In-Context Learning (ICL) is the emergent ability of Large Language Models to learn new tasks from examples provided directly in the prompt, without any modification to the model's weights. Rather than requiring expensive fine-tuning or retraining, ICL allows users to demonstrate a task through a handful of input-output pairs — and the model infers the pattern and applies it to new inputs within the same forward pass. This capability emerged at scale: models below roughly 10 billion parameters show minimal ICL ability, while larger models display increasingly robust task adaptation from context alone. ICL is the theoretical foundation underlying few-shot and zero-shot prompting and represents one of the most surprising capabilities of modern LLMs.
Why it matters
In-context learning fundamentally changed how organizations deploy AI. Before ICL, adapting a language model to a new task required collecting labeled training data, running fine-tuning jobs costing thousands of euros, and maintaining separate model versions per task. With ICL, a single general-purpose model handles classification, extraction, translation, summarization, and dozens of other tasks — switching between them simply by changing the examples in the prompt. This collapses the cost of task adaptation from weeks and thousands of euros to minutes and a few cents in API tokens. For businesses, ICL means that product teams and domain experts — not just machine learning engineers — can build and iterate on AI-powered features by crafting prompts rather than training models. The trade-off is that ICL performance depends heavily on example quality and selection, and it cannot match fine-tuned models on tasks requiring deep domain specialization.
How it works
The exact mechanism behind in-context learning remains an active area of research, but the leading theory is that large transformers develop an implicit ability to perform gradient-descent-like updates within their forward pass. When the model processes examples in the prompt, the attention mechanism identifies shared patterns across input-output pairs — input format, output structure, transformation logic — and activates internal representations that encode the inferred task. Recent research suggests that specific attention heads specialize in "induction" — copying patterns from earlier in the context to later positions.

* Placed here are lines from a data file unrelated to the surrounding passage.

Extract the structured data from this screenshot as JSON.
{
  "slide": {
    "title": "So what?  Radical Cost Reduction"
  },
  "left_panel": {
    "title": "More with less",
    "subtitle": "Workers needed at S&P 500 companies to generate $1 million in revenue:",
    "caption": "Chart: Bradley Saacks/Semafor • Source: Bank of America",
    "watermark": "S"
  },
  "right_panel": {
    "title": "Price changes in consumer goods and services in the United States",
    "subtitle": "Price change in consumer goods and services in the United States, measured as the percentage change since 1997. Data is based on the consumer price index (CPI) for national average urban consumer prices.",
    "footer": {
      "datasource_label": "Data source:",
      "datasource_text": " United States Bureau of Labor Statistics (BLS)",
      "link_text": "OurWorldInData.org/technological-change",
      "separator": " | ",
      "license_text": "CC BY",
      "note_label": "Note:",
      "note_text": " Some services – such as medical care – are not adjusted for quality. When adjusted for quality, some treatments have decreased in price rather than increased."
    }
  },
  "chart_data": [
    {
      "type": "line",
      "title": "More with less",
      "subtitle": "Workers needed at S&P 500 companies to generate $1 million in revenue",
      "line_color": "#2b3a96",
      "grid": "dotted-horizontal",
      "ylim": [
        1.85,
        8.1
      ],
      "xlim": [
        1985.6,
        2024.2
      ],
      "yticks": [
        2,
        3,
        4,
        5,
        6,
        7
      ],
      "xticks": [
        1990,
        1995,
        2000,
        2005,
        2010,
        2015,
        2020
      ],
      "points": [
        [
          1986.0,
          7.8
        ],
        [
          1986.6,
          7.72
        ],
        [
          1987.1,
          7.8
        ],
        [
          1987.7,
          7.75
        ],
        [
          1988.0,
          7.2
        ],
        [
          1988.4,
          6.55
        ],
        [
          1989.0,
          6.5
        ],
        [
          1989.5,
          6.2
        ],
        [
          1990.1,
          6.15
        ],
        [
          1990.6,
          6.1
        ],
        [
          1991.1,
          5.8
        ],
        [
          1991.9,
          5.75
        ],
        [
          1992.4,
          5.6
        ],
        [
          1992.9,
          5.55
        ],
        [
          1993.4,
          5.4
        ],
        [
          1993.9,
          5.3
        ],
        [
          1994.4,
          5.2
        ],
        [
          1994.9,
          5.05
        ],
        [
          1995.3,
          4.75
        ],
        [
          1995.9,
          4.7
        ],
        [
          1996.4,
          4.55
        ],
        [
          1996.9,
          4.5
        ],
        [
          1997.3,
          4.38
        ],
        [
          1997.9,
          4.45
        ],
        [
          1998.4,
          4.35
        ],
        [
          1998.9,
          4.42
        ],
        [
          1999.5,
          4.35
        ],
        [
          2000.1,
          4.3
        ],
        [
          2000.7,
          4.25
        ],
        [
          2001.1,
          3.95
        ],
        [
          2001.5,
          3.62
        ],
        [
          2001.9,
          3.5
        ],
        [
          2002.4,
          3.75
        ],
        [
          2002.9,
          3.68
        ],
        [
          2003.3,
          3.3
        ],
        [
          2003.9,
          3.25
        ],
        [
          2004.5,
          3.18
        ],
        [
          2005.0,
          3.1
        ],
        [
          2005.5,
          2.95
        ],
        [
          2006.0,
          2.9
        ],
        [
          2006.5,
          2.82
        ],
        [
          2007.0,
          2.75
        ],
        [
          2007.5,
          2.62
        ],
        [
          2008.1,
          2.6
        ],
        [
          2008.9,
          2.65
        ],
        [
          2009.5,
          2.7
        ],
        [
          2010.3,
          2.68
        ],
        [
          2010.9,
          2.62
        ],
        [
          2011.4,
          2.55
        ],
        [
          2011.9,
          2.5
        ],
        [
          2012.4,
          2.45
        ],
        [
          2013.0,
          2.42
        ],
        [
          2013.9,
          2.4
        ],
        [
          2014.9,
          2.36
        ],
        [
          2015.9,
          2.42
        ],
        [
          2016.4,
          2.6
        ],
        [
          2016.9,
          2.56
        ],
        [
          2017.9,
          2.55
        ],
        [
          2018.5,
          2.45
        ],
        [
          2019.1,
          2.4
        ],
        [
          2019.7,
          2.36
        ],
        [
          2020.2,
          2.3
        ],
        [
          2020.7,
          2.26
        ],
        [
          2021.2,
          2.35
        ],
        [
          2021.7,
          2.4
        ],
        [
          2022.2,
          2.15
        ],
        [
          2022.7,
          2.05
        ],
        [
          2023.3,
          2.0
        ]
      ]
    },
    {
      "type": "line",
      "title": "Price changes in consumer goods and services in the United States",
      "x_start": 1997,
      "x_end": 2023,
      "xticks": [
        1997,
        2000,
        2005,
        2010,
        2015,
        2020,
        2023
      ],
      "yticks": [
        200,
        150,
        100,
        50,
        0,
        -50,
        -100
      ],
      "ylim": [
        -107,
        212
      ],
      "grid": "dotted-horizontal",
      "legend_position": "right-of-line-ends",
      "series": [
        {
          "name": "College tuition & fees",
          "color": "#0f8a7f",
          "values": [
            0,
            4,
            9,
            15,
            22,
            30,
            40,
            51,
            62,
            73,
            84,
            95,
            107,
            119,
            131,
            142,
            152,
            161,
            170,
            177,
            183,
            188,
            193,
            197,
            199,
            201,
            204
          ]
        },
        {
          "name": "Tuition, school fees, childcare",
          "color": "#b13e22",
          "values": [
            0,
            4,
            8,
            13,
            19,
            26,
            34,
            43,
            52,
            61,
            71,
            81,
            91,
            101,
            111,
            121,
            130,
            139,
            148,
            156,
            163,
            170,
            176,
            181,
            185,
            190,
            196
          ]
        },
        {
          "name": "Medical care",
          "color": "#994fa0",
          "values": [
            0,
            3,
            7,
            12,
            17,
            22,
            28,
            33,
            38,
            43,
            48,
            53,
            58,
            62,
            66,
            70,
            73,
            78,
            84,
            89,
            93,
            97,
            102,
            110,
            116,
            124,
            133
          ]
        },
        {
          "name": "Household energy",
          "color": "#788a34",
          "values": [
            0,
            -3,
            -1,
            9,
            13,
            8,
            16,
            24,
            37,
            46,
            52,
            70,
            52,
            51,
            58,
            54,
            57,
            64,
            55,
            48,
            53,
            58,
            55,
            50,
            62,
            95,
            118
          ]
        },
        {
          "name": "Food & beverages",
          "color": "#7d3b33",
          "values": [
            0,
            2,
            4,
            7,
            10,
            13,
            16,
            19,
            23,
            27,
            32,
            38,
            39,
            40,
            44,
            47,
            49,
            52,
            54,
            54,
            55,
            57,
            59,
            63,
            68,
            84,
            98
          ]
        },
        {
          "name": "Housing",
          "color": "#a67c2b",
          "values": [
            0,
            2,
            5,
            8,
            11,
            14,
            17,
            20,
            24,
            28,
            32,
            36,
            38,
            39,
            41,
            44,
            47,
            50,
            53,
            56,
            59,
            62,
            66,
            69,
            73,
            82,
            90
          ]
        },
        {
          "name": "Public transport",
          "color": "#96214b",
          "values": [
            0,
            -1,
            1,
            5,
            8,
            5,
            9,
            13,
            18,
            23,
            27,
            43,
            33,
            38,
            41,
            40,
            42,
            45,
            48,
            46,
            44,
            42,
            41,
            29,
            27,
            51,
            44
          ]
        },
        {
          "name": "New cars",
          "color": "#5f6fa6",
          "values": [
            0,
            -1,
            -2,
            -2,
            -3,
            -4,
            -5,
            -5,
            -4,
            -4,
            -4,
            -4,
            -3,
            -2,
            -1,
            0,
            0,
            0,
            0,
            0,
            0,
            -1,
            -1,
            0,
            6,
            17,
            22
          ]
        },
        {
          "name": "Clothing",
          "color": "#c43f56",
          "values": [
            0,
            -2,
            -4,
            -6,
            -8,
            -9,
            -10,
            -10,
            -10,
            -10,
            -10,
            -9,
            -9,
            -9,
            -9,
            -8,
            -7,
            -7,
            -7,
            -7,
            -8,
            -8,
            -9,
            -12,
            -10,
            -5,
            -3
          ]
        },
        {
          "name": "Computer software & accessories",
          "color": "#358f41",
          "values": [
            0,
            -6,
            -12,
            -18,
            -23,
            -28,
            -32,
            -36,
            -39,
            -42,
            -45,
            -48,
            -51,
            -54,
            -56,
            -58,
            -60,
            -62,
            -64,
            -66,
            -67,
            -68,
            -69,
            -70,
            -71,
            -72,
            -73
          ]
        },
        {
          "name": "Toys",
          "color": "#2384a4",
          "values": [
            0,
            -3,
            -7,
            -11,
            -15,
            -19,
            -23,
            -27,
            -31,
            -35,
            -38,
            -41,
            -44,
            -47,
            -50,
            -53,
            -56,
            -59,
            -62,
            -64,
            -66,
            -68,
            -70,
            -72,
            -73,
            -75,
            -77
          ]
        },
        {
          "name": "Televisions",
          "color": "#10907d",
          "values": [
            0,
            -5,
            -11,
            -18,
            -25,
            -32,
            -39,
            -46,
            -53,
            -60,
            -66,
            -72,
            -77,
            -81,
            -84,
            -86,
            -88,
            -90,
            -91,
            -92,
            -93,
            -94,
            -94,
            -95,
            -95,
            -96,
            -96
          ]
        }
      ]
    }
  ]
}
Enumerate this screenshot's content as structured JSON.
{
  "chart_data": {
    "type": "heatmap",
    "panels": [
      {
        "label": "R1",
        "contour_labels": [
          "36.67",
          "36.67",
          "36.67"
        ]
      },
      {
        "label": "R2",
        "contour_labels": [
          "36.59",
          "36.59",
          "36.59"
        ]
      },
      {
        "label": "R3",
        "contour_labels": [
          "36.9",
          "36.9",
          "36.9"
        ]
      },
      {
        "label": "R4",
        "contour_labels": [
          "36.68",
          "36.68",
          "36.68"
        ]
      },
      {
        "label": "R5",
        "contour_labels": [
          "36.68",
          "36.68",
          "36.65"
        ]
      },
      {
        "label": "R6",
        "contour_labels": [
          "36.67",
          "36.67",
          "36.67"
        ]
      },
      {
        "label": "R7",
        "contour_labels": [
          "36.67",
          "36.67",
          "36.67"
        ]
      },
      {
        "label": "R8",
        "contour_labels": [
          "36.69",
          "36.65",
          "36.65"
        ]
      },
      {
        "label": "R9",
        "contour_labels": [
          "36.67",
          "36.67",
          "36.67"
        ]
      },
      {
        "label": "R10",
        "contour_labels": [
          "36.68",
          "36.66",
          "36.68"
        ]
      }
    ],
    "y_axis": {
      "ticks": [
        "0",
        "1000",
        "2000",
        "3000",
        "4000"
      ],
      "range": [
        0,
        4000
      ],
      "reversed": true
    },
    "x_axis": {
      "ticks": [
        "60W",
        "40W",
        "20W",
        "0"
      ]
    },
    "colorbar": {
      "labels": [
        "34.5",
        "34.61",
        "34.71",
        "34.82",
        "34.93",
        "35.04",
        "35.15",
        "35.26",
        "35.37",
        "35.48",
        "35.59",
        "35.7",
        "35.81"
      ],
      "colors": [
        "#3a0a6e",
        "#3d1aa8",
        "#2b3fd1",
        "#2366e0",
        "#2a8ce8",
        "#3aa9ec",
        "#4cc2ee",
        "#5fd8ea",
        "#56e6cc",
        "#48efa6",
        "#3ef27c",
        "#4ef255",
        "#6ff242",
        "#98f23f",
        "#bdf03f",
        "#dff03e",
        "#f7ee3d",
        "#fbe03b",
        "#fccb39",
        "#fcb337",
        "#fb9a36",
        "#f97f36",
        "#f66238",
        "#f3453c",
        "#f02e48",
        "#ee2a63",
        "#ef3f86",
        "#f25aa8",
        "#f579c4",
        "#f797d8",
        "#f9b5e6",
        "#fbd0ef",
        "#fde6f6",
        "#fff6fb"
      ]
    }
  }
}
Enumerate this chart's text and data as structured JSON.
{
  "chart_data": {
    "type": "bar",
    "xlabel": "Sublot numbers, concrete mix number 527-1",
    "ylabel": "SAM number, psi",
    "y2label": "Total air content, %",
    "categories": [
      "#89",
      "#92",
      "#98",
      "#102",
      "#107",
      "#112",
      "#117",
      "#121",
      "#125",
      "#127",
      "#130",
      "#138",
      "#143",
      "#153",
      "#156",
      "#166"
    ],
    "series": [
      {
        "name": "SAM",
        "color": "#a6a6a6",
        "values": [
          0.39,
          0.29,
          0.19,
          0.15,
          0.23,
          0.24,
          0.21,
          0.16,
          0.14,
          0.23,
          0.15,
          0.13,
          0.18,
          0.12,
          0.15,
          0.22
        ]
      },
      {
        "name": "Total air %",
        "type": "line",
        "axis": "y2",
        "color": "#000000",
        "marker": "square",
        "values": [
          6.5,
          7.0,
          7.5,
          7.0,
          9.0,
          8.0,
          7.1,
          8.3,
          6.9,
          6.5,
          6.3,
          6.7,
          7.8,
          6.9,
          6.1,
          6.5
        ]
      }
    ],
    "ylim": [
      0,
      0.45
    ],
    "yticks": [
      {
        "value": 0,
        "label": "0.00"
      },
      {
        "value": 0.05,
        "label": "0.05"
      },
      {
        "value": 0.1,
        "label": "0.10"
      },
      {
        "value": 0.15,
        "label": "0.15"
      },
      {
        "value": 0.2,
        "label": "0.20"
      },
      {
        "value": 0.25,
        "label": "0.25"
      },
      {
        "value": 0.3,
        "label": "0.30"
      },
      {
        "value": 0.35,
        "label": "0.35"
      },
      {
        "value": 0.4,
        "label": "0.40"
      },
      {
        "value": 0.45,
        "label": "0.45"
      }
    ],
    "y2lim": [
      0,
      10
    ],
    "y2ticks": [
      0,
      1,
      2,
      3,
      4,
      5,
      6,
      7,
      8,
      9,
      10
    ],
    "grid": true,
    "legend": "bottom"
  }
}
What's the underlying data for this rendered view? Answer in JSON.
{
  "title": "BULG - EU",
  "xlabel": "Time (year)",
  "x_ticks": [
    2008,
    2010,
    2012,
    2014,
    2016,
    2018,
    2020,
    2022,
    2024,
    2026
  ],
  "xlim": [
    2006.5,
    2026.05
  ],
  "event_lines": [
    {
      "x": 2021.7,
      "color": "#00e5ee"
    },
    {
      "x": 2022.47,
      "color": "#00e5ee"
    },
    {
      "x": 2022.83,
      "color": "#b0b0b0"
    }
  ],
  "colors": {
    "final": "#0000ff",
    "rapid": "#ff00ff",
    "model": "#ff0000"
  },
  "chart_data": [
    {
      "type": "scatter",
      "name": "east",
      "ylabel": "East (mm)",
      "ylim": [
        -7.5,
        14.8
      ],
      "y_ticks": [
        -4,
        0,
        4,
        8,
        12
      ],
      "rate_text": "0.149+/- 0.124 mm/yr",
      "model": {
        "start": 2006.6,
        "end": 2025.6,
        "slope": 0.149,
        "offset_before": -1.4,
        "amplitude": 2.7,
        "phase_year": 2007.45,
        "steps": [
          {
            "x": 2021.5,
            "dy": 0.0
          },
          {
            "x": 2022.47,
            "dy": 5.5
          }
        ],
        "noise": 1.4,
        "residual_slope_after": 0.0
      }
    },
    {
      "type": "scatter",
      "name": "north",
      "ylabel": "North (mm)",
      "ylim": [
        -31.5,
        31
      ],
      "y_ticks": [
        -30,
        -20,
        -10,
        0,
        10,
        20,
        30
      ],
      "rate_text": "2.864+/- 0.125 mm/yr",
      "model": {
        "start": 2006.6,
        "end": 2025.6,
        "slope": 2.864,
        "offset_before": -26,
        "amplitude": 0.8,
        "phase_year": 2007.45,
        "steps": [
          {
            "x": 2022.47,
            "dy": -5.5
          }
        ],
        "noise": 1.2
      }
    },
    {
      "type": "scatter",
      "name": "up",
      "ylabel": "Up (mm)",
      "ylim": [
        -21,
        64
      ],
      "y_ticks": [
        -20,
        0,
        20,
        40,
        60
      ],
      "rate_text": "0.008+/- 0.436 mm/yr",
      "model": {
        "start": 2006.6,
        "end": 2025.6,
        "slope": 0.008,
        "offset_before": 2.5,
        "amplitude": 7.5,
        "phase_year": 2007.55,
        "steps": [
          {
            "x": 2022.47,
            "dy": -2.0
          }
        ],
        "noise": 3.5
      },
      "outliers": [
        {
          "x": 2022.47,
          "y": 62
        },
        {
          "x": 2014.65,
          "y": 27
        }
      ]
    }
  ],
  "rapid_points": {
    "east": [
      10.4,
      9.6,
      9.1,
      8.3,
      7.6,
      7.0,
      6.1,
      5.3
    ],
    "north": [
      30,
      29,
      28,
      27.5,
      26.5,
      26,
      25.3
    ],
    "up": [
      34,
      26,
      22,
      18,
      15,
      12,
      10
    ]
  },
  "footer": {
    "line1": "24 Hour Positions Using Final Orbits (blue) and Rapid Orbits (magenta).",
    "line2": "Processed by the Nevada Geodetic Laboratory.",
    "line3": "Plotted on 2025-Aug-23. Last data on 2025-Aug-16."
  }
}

The model effectively builds a temporary task representation in its activations (not weights) that persists only for the current context. Key factors affecting ICL performance include: the number and diversity of examples, the similarity between examples and the target input, the ordering of examples within the prompt, and whether the model encountered similar task structures during pre-training.
Example
A logistics company needs to classify customer inquiries into eight categories (shipping status, returns, billing, damage claims, address changes, delivery scheduling, international customs, and general questions). Instead of fine-tuning a model — which would require labeling 10,000+ examples and cost €5,000 in compute — they provide eight examples in the prompt, one per category, each showing a real customer message and the correct label. The model achieves 82% accuracy immediately. They iterate three times over two hours, improving example selection by choosing messages that represent common edge cases — when a customer asks about both shipping status and a return in the same message, the example demonstrates the primary-category rule. Accuracy reaches 91%, sufficient for automated routing with human review on the lowest-confidence 9%. When a ninth category is added months later (subscription management), they simply add one example to the prompt and the system handles it immediately — no retraining, no deployment, no downtime.